Il s’agit d’une cassette audio, et non d’un CD - Fax 90 212 245 62 88.
Curieuse idée d’avoir imprimé ce micro-livret, déjà difficile à lire par la petitesse des caractères, en noir sur fond bleu parfois foncé !

Voici un groupe turc dont nous ne savons rien, lancé dans la création contemporaine sur des textes de Yusuf Altintash, journaliste, poète, chanteur lui-même à ses heures. Le préjugé est favorable car Istanbul est l’un des lieux où l’on imagine que notre culture peut se poursuivre mieux qu’ailleurs : il subsiste là un milieu judéo-hispanophone. Et cela s’entend dans ce disque : la langue s’écoule sans effort.

La première séquence est le fameux succès si nostalgique de Flory Yagoda Suenyos de Espanya (Onde esta la yave / kestava en kachon…)

Toutes les autres chansons, sur des textes de Yusuf Altintash, sont mises en musique par David Yanarocak.

Arrêtons-nous d’emblée sur cette mise en musique, cela nous évitera d’y revenir pour chaque chanson. La composition en est souvent binaire, répétitive, uniforme, basée sur une percussion un peu obsédante, un peu “tango argentin” comme si toutes les séquences devaient être dansées par des néophytes auxquels il serait nécessaire de fortement marquer le rythme pour ne pas qu’ils s’égarent…


    Certains textes sont chantés par Sara ou David en solo, d’autres par les deux se répondant, fort utilement, dans l’esprit même du texte.

Dans El dezeo, le désir féminin est bien formulé.

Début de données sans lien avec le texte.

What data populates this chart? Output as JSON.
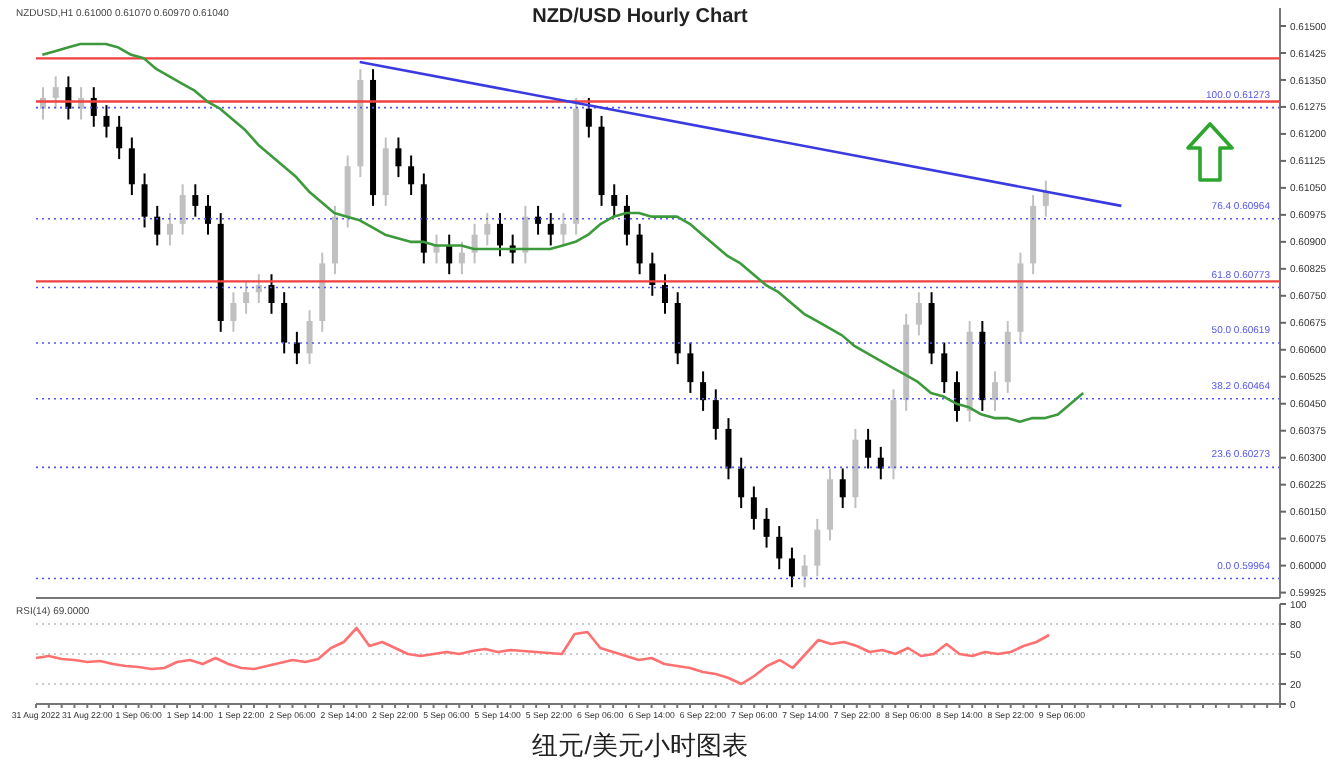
{
  "chart_data": [
    {
      "type": "candlestick",
      "title": "NZD/USD Hourly Chart",
      "subtitle": "NZDUSD,H1 0.61000 0.61070 0.60970 0.61040",
      "annotations": [
        "纽元/美元小时图表"
      ],
      "tick_labels": "y",
      "categories": [
        null,
        null,
        null,
        null,
        null,
        null,
        null,
        null,
        null,
        null,
        null,
        null,
        null,
        null,
        null,
        null,
        null,
        null,
        null,
        null,
        null,
        null,
        null,
        null,
        null,
        null,
        null,
        null,
        null,
        null,
        null,
        null,
        null,
        null,
        null,
        null,
        null,
        null,
        null,
        null,
        null,
        null,
        null,
        null,
        null,
        null,
        null,
        null,
        null,
        null,
        null,
        null,
        null,
        null,
        null,
        null,
        null,
        null,
        null,
        null,
        null,
        null,
        null,
        null,
        null,
        null,
        null,
        null,
        null,
        null,
        null,
        null,
        null,
        null,
        null,
        null,
        null,
        null,
        null,
        null,
        null,
        null,
        null,
        null,
        null,
        null,
        null,
        null,
        null,
        null,
        null,
        null,
        null,
        null,
        null,
        null,
        null,
        null
      ],
      "ylim": [
        0.5991,
        0.6155
      ],
      "yticks": [
        0.59925,
        {
          "value": 0.6,
          "label": "0.60000"
        },
        0.60075,
        {
          "value": 0.6015,
          "label": "0.60150"
        },
        0.60225,
        {
          "value": 0.603,
          "label": "0.60300"
        },
        0.60375,
        {
          "value": 0.6045,
          "label": "0.60450"
        },
        0.60525,
        {
          "value": 0.606,
          "label": "0.60600"
        },
        0.60675,
        {
          "value": 0.6075,
          "label": "0.60750"
        },
        0.60825,
        {
          "value": 0.609,
          "label": "0.60900"
        },
        0.60975,
        {
          "value": 0.6105,
          "label": "0.61050"
        },
        0.61125,
        {
          "value": 0.612,
          "label": "0.61200"
        },
        0.61275,
        {
          "value": 0.6135,
          "label": "0.61350"
        },
        0.61425,
        {
          "value": 0.615,
          "label": "0.61500"
        }
      ],
      "ref_lines": [
        {
          "axis": "y",
          "value": 0.6141,
          "color": "#f04040"
        },
        {
          "axis": "y",
          "value": 0.6129,
          "color": "#f04040"
        },
        {
          "axis": "y",
          "value": 0.6079,
          "color": "#f04040"
        },
        {
          "axis": "y",
          "value": 0.61273,
          "label": "100.0 0.61273",
          "color": "#5555ee",
          "line_style": "dotted"
        },
        {
          "axis": "y",
          "value": 0.60964,
          "label": "76.4 0.60964",
          "color": "#5555ee",
          "line_style": "dotted"
        },
        {
          "axis": "y",
          "value": 0.60773,
          "label": "61.8 0.60773",
          "color": "#5555ee",
          "line_style": "dotted"
        },
        {
          "axis": "y",
          "value": 0.60619,
          "label": "50.0 0.60619",
          "color": "#5555ee",
          "line_style": "dotted"
        },
        {
          "axis": "y",
          "value": 0.60464,
          "label": "38.2 0.60464",
          "color": "#5555ee",
          "line_style": "dotted"
        },
        {
          "axis": "y",
          "value": 0.60273,
          "label": "23.6 0.60273",
          "color": "#5555ee",
          "line_style": "dotted"
        },
        {
          "axis": "y",
          "value": 0.59964,
          "label": "0.0 0.59964",
          "color": "#5555ee",
          "line_style": "dotted"
        }
      ],
      "series": [
        {
          "colors": [
            "#c0c0c0",
            "#c0c0c0",
            "#000000",
            "#c0c0c0",
            "#000000",
            "#000000",
            "#000000",
            "#000000",
            "#000000",
            "#000000",
            "#c0c0c0",
            "#c0c0c0",
            "#000000",
            "#000000",
            "#000000",
            "#c0c0c0",
            "#c0c0c0",
            "#c0c0c0",
            "#000000",
            "#000000",
            "#000000",
            "#c0c0c0",
            "#c0c0c0",
            "#c0c0c0",
            "#c0c0c0",
            "#c0c0c0",
            "#000000",
            "#c0c0c0",
            "#000000",
            "#000000",
            "#000000",
            "#c0c0c0",
            "#000000",
            "#c0c0c0",
            "#c0c0c0",
            "#c0c0c0",
            "#000000",
            "#000000",
            "#c0c0c0",
            "#000000",
            "#000000",
            "#c0c0c0",
            "#c0c0c0",
            "#000000",
            "#000000",
            "#000000",
            "#000000",
            "#000000",
            "#000000",
            "#000000",
            "#000000",
            "#000000",
            "#000000",
            "#000000",
            "#000000",
            "#000000",
            "#000000",
            "#000000",
            "#000000",
            "#000000",
            "#c0c0c0",
            "#c0c0c0",
            "#c0c0c0",
            "#000000",
            "#c0c0c0",
            "#000000",
            "#000000",
            "#c0c0c0",
            "#c0c0c0",
            "#c0c0c0",
            "#000000",
            "#000000",
            "#000000",
            "#c0c0c0",
            "#000000",
            "#c0c0c0",
            "#c0c0c0",
            "#c0c0c0",
            "#c0c0c0",
            "#c0c0c0",
            null,
            null,
            null,
            null,
            null,
            null,
            null,
            null,
            null,
            null,
            null,
            null,
            null,
            null,
            null,
            null,
            null,
            null
          ],
          "ohlc": [
            [
              0.6127,
              0.6133,
              0.6124,
              0.613
            ],
            [
              0.613,
              0.6136,
              0.6127,
              0.6133
            ],
            [
              0.6133,
              0.6136,
              0.6124,
              0.6127
            ],
            [
              0.6127,
              0.6133,
              0.6124,
              0.613
            ],
            [
              0.613,
              0.6133,
              0.6122,
              0.6125
            ],
            [
              0.6125,
              0.6128,
              0.6119,
              0.6122
            ],
            [
              0.6122,
              0.6125,
              0.6113,
              0.6116
            ],
            [
              0.6116,
              0.6119,
              0.6103,
              0.6106
            ],
            [
              0.6106,
              0.6109,
              0.6094,
              0.6097
            ],
            [
              0.6097,
              0.61,
              0.6089,
              0.6092
            ],
            [
              0.6092,
              0.6098,
              0.6089,
              0.6095
            ],
            [
              0.6095,
              0.6106,
              0.6092,
              0.6103
            ],
            [
              0.6103,
              0.6106,
              0.6097,
              0.61
            ],
            [
              0.61,
              0.6103,
              0.6092,
              0.6095
            ],
            [
              0.6095,
              0.6098,
              0.6065,
              0.6068
            ],
            [
              0.6068,
              0.6076,
              0.6065,
              0.6073
            ],
            [
              0.6073,
              0.6079,
              0.607,
              0.6076
            ],
            [
              0.6076,
              0.6081,
              0.6073,
              0.6078
            ],
            [
              0.6078,
              0.6081,
              0.607,
              0.6073
            ],
            [
              0.6073,
              0.6076,
              0.6059,
              0.6062
            ],
            [
              0.6062,
              0.6065,
              0.6056,
              0.6059
            ],
            [
              0.6059,
              0.6071,
              0.6056,
              0.6068
            ],
            [
              0.6068,
              0.6087,
              0.6065,
              0.6084
            ],
            [
              0.6084,
              0.61,
              0.6081,
              0.6097
            ],
            [
              0.6097,
              0.6114,
              0.6094,
              0.6111
            ],
            [
              0.6111,
              0.6138,
              0.6108,
              0.6135
            ],
            [
              0.6135,
              0.6138,
              0.61,
              0.6103
            ],
            [
              0.6103,
              0.6119,
              0.61,
              0.6116
            ],
            [
              0.6116,
              0.6119,
              0.6108,
              0.6111
            ],
            [
              0.6111,
              0.6114,
              0.6103,
              0.6106
            ],
            [
              0.6106,
              0.6109,
              0.6084,
              0.6087
            ],
            [
              0.6087,
              0.6092,
              0.6084,
              0.6089
            ],
            [
              0.6089,
              0.6092,
              0.6081,
              0.6084
            ],
            [
              0.6084,
              0.609,
              0.6081,
              0.6087
            ],
            [
              0.6087,
              0.6095,
              0.6084,
              0.6092
            ],
            [
              0.6092,
              0.6098,
              0.6089,
              0.6095
            ],
            [
              0.6095,
              0.6098,
              0.6086,
              0.6089
            ],
            [
              0.6089,
              0.6092,
              0.6084,
              0.6087
            ],
            [
              0.6087,
              0.61,
              0.6084,
              0.6097
            ],
            [
              0.6097,
              0.61,
              0.6092,
              0.6095
            ],
            [
              0.6095,
              0.6098,
              0.6089,
              0.6092
            ],
            [
              0.6092,
              0.6098,
              0.6089,
              0.6095
            ],
            [
              0.6095,
              0.613,
              0.6092,
              0.6127
            ],
            [
              0.6127,
              0.613,
              0.6119,
              0.6122
            ],
            [
              0.6122,
              0.6125,
              0.61,
              0.6103
            ],
            [
              0.6103,
              0.6106,
              0.6097,
              0.61
            ],
            [
              0.61,
              0.6103,
              0.6089,
              0.6092
            ],
            [
              0.6092,
              0.6095,
              0.6081,
              0.6084
            ],
            [
              0.6084,
              0.6087,
              0.6075,
              0.6078
            ],
            [
              0.6078,
              0.6081,
              0.607,
              0.6073
            ],
            [
              0.6073,
              0.6076,
              0.6056,
              0.6059
            ],
            [
              0.6059,
              0.6062,
              0.6048,
              0.6051
            ],
            [
              0.6051,
              0.6054,
              0.6043,
              0.6046
            ],
            [
              0.6046,
              0.6049,
              0.6035,
              0.6038
            ],
            [
              0.6038,
              0.6041,
              0.6024,
              0.6027
            ],
            [
              0.6027,
              0.603,
              0.6016,
              0.6019
            ],
            [
              0.6019,
              0.6022,
              0.601,
              0.6013
            ],
            [
              0.6013,
              0.6016,
              0.6005,
              0.6008
            ],
            [
              0.6008,
              0.6011,
              0.5999,
              0.6002
            ],
            [
              0.6002,
              0.6005,
              0.5994,
              0.5997
            ],
            [
              0.5997,
              0.6003,
              0.5994,
              0.6
            ],
            [
              0.6,
              0.6013,
              0.5997,
              0.601
            ],
            [
              0.601,
              0.6027,
              0.6007,
              0.6024
            ],
            [
              0.6024,
              0.6027,
              0.6016,
              0.6019
            ],
            [
              0.6019,
              0.6038,
              0.6016,
              0.6035
            ],
            [
              0.6035,
              0.6038,
              0.6027,
              0.603
            ],
            [
              0.603,
              0.6033,
              0.6024,
              0.6027
            ],
            [
              0.6027,
              0.6049,
              0.6024,
              0.6046
            ],
            [
              0.6046,
              0.607,
              0.6043,
              0.6067
            ],
            [
              0.6067,
              0.6076,
              0.6064,
              0.6073
            ],
            [
              0.6073,
              0.6076,
              0.6056,
              0.6059
            ],
            [
              0.6059,
              0.6062,
              0.6048,
              0.6051
            ],
            [
              0.6051,
              0.6054,
              0.604,
              0.6043
            ],
            [
              0.6043,
              0.6068,
              0.604,
              0.6065
            ],
            [
              0.6065,
              0.6068,
              0.6043,
              0.6046
            ],
            [
              0.6046,
              0.6054,
              0.6043,
              0.6051
            ],
            [
              0.6051,
              0.6068,
              0.6048,
              0.6065
            ],
            [
              0.6065,
              0.6087,
              0.6062,
              0.6084
            ],
            [
              0.6084,
              0.6103,
              0.6081,
              0.61
            ],
            [
              0.61,
              0.6107,
              0.6097,
              0.6104
            ],
            null,
            null,
            null,
            null,
            null,
            null,
            null,
            null,
            null,
            null,
            null,
            null,
            null,
            null,
            null,
            null,
            null,
            null
          ]
        },
        {
          "type": "line",
          "color": "#3c9a3c",
          "values": [
            0.6142,
            0.6143,
            0.6144,
            0.6145,
            0.6145,
            0.6145,
            0.6144,
            0.6142,
            0.6141,
            0.6138,
            0.6136,
            0.6134,
            0.6132,
            0.6129,
            0.6127,
            0.6124,
            0.6121,
            0.6117,
            0.6114,
            0.6111,
            0.6108,
            0.6104,
            0.6101,
            0.6098,
            0.6097,
            0.6096,
            0.6094,
            0.6092,
            0.6091,
            0.609,
            0.609,
            0.6089,
            0.6089,
            0.6089,
            0.6088,
            0.6088,
            0.6088,
            0.6088,
            0.6088,
            0.6088,
            0.6088,
            0.6089,
            0.609,
            0.6092,
            0.6095,
            0.6097,
            0.6098,
            0.6098,
            0.6097,
            0.6097,
            0.6097,
            0.6095,
            0.6092,
            0.6089,
            0.6086,
            0.6084,
            0.6081,
            0.6078,
            0.6076,
            0.6073,
            0.607,
            0.6068,
            0.6066,
            0.6064,
            0.6061,
            0.6059,
            0.6057,
            0.6055,
            0.6053,
            0.6051,
            0.6048,
            0.6047,
            0.6045,
            0.6044,
            0.6042,
            0.6041,
            0.6041,
            0.604,
            0.6041,
            0.6041,
            0.6042,
            0.6045,
            0.6048,
            null,
            null,
            null,
            null,
            null,
            null,
            null,
            null,
            null,
            null,
            null,
            null,
            null,
            null,
            null
          ]
        },
        {
          "type": "line",
          "color": "#3a3ae0",
          "values": [
            null,
            null,
            null,
            null,
            null,
            null,
            null,
            null,
            null,
            null,
            null,
            null,
            null,
            null,
            null,
            null,
            null,
            null,
            null,
            null,
            null,
            null,
            null,
            null,
            null,
            0.614,
            null,
            null,
            null,
            null,
            null,
            null,
            null,
            null,
            null,
            null,
            null,
            null,
            null,
            null,
            null,
            null,
            null,
            null,
            null,
            null,
            null,
            null,
            null,
            null,
            null,
            null,
            null,
            null,
            null,
            null,
            null,
            null,
            null,
            null,
            null,
            null,
            null,
            null,
            null,
            null,
            null,
            null,
            null,
            null,
            null,
            null,
            null,
            null,
            null,
            null,
            null,
            null,
            null,
            null,
            null,
            null,
            null,
            null,
            null,
            0.61,
            null,
            null,
            null,
            null,
            null,
            null,
            null,
            null,
            null,
            null,
            null,
            null
          ]
        }
      ]
    },
    {
      "type": "line",
      "title": "RSI(14) 69.0000",
      "categories": [
        "31 Aug 2022",
        null,
        null,
        null,
        "31 Aug 22:00",
        null,
        null,
        null,
        "1 Sep 06:00",
        null,
        null,
        null,
        "1 Sep 14:00",
        null,
        null,
        null,
        "1 Sep 22:00",
        null,
        null,
        null,
        "2 Sep 06:00",
        null,
        null,
        null,
        "2 Sep 14:00",
        null,
        null,
        null,
        "2 Sep 22:00",
        null,
        null,
        null,
        "5 Sep 06:00",
        null,
        null,
        null,
        "5 Sep 14:00",
        null,
        null,
        null,
        "5 Sep 22:00",
        null,
        null,
        null,
        "6 Sep 06:00",
        null,
        null,
        null,
        "6 Sep 14:00",
        null,
        null,
        null,
        "6 Sep 22:00",
        null,
        null,
        null,
        "7 Sep 06:00",
        null,
        null,
        null,
        "7 Sep 14:00",
        null,
        null,
        null,
        "7 Sep 22:00",
        null,
        null,
        null,
        "8 Sep 06:00",
        null,
        null,
        null,
        "8 Sep 14:00",
        null,
        null,
        null,
        "8 Sep 22:00",
        null,
        null,
        null,
        "9 Sep 06:00",
        null,
        null,
        null,
        null,
        null,
        null,
        null,
        null,
        null,
        null,
        null,
        null,
        null,
        null,
        null,
        null,
        null
      ],
      "ylim": [
        0,
        100
      ],
      "yticks": [
        0,
        20,
        50,
        80,
        100
      ],
      "ref_lines": [
        {
          "axis": "y",
          "value": 20,
          "color": "#bbbbbb",
          "line_style": "dotted"
        },
        {
          "axis": "y",
          "value": 50,
          "color": "#bbbbbb",
          "line_style": "dotted"
        },
        {
          "axis": "y",
          "value": 80,
          "color": "#bbbbbb",
          "line_style": "dotted"
        }
      ],
      "series": [
        {
          "color": "#ff7070",
          "values": [
            46,
            48,
            45,
            44,
            42,
            43,
            40,
            38,
            37,
            35,
            36,
            42,
            44,
            40,
            46,
            40,
            36,
            35,
            38,
            41,
            44,
            42,
            45,
            56,
            62,
            76,
            58,
            62,
            56,
            50,
            48,
            50,
            52,
            50,
            53,
            55,
            52,
            54,
            53,
            52,
            51,
            50,
            70,
            72,
            56,
            52,
            48,
            44,
            46,
            40,
            38,
            36,
            32,
            30,
            26,
            20,
            28,
            38,
            44,
            36,
            50,
            64,
            60,
            62,
            58,
            52,
            54,
            50,
            56,
            48,
            50,
            60,
            50,
            48,
            52,
            50,
            52,
            58,
            62,
            69,
            null,
            null,
            null,
            null,
            null,
            null,
            null,
            null,
            null,
            null,
            null,
            null,
            null,
            null,
            null,
            null,
            null,
            null
          ]
        }
      ]
    }
  ]
}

Plus loin, la chanteuse est émouvante par exemple dans En geto de Warsovi solo, servant bien un texte de qualité, mais l’accordéon lointain en écho aurait suffi en accompagnement !

Dans Davichon el borachon, Altintash se laisse aller, s’amuse bien, démarquant la fameuse La vida do por el raki que nous connaissons tous.

Dans Konsejo, chanté par Sara et David en écho, (conseils très pertinents offerts par Altintash pour réussir sa vie sentimentale. Et pourtant, il est jeune, Yussuf, d’où sait-il déjà tout cela) et Kuando1 esto en tus brazos, les interprètent semblent manquer de conviction amoureuse. Mais en auraient-ils, comment pourraient-ils l’exprimer, assiégés, encerclés par la musique obsédante ?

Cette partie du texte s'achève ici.